01/06/2017 02h00
A crise da liderança brasileira na América do Sul não é o que você pensa
Yuri Cortez-18.abr.2009/AFP |
Com Lula e Evo Morales ao centro, líderes posam para foto na reunião da Cúpula das Américas em 2009 |
Uma das vozes mais influentes nesse debate é Andrés Malamud, da Universidade de Lisboa. Em artigo recém-publicado no jornal argentino "La Nación", ele argumenta que, devido à recessão e à corrupção, o Brasil teria perdido o dinheiro e a autoridade moral necessários para liderar a região. Sem Forças Armadas devidamente equipadas, qualquer ambição de liderança apenas seria uma quimera.
À primeira vista, tal análise é atrativa. Seu único problema é estar equivocada.
De fato, durante a Nova República criou-se um projeto estratégico para a América do Sul. De Sarney a Lula, todos os presidentes brasileiros seguiram seus ditames.
No entanto, o objetivo de tal política jamais foi o de exercer liderança, se liderança é o processo pelo qual um país custeia instituições regionais, provê segurança para os países de seu entorno e compra a adesão de seus vizinhos mais fracos no intuito de ter seguidores. O Brasil da Nova República nunca dispôs dos recursos materiais para algo assim.
Antes, o projeto regional buscou satisfazer outras necessidades do sistema político brasileiro. Em primeiro lugar, a política regional serviu para reduzir os custos e os danos causados pela fricção com uma vizinhança complexa e difícil. Os países do entorno sempre foram vistos em Brasília como fonte de problemas atuais ou potenciais, e a política externa buscou limitar esses atritos sem grandes investimentos.

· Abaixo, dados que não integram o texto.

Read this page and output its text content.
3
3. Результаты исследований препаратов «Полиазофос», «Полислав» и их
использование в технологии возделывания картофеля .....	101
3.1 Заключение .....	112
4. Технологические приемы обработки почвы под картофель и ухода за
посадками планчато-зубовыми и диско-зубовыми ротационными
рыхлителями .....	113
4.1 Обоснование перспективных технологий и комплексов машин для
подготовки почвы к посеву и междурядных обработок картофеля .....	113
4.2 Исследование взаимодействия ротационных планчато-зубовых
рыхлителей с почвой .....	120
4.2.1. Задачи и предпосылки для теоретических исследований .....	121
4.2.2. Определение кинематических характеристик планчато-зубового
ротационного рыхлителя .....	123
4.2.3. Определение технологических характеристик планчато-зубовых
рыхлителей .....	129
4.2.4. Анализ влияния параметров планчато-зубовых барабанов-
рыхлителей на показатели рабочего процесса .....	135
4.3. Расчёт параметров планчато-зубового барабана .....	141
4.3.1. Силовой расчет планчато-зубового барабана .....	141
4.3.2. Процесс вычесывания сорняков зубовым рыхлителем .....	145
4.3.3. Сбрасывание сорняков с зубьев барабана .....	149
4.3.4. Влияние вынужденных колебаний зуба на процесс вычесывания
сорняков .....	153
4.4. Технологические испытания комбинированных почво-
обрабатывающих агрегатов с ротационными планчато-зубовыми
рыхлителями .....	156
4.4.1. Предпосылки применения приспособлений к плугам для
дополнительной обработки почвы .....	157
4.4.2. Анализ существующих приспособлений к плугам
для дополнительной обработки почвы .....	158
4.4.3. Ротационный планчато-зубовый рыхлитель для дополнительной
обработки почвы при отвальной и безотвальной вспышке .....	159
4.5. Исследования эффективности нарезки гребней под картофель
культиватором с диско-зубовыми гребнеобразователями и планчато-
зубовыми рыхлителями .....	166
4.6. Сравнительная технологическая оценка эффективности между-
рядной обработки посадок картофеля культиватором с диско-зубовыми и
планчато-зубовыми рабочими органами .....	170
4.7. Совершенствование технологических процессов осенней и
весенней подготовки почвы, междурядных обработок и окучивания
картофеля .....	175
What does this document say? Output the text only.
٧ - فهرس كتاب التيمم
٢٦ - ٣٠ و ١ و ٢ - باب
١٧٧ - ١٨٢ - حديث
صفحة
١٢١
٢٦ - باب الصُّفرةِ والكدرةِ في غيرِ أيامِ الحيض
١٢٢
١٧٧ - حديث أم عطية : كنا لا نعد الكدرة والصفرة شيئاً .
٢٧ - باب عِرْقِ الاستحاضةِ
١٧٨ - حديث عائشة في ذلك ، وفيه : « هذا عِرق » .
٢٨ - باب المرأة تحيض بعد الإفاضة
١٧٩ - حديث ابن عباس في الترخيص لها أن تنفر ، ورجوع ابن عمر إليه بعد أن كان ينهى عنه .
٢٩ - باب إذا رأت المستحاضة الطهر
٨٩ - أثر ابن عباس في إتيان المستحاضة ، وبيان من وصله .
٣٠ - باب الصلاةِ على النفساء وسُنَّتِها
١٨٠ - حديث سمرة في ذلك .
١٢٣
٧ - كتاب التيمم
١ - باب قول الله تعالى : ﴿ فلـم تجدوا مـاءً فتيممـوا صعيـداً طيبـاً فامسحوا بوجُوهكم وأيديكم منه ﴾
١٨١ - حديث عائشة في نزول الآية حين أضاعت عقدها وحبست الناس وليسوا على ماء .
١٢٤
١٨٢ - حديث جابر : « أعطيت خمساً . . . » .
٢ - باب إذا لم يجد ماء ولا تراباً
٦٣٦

Além disso, a diplomacia buscou regionalizar o capitalismo brasileiro a favor de grandes conglomerados nacionais. Grupos públicos e privados do Brasil viraram credores, investidores, compradores e vendedores de alto perfil em todos os países da região, contando para isso com subsídios do BNDES e do Banco do Brasil.
A diplomacia serviu para facilitar esse processo.
Por fim, a diplomacia sul-americana foi um instrumento a serviço de sucessivos presidentes brasileiros na obtenção de apoio e legitimidade para suas respectivas batalhas em Brasília. Sarney usou a relação com Alfonsín para ganhar força diante dos militares. FHC usou o Mercosul para garantir uma política anti-inflacionária perante um Senado arredio. E Lula financiou as campanhas de Hugo Chávez para consolidar posições favoráveis ao PT numa região ideologicamente dividida.
Segundo a retórica oficial, o Brasil concebe a América do Sul como âncora de sua projeção global. Mas é só retórica. A crise atual não golpeia uma suposta liderança regional que nunca existiu. Ela apenas expõe os mecanismos mais profundos de uma estratégia que vive hoje seu pior momento.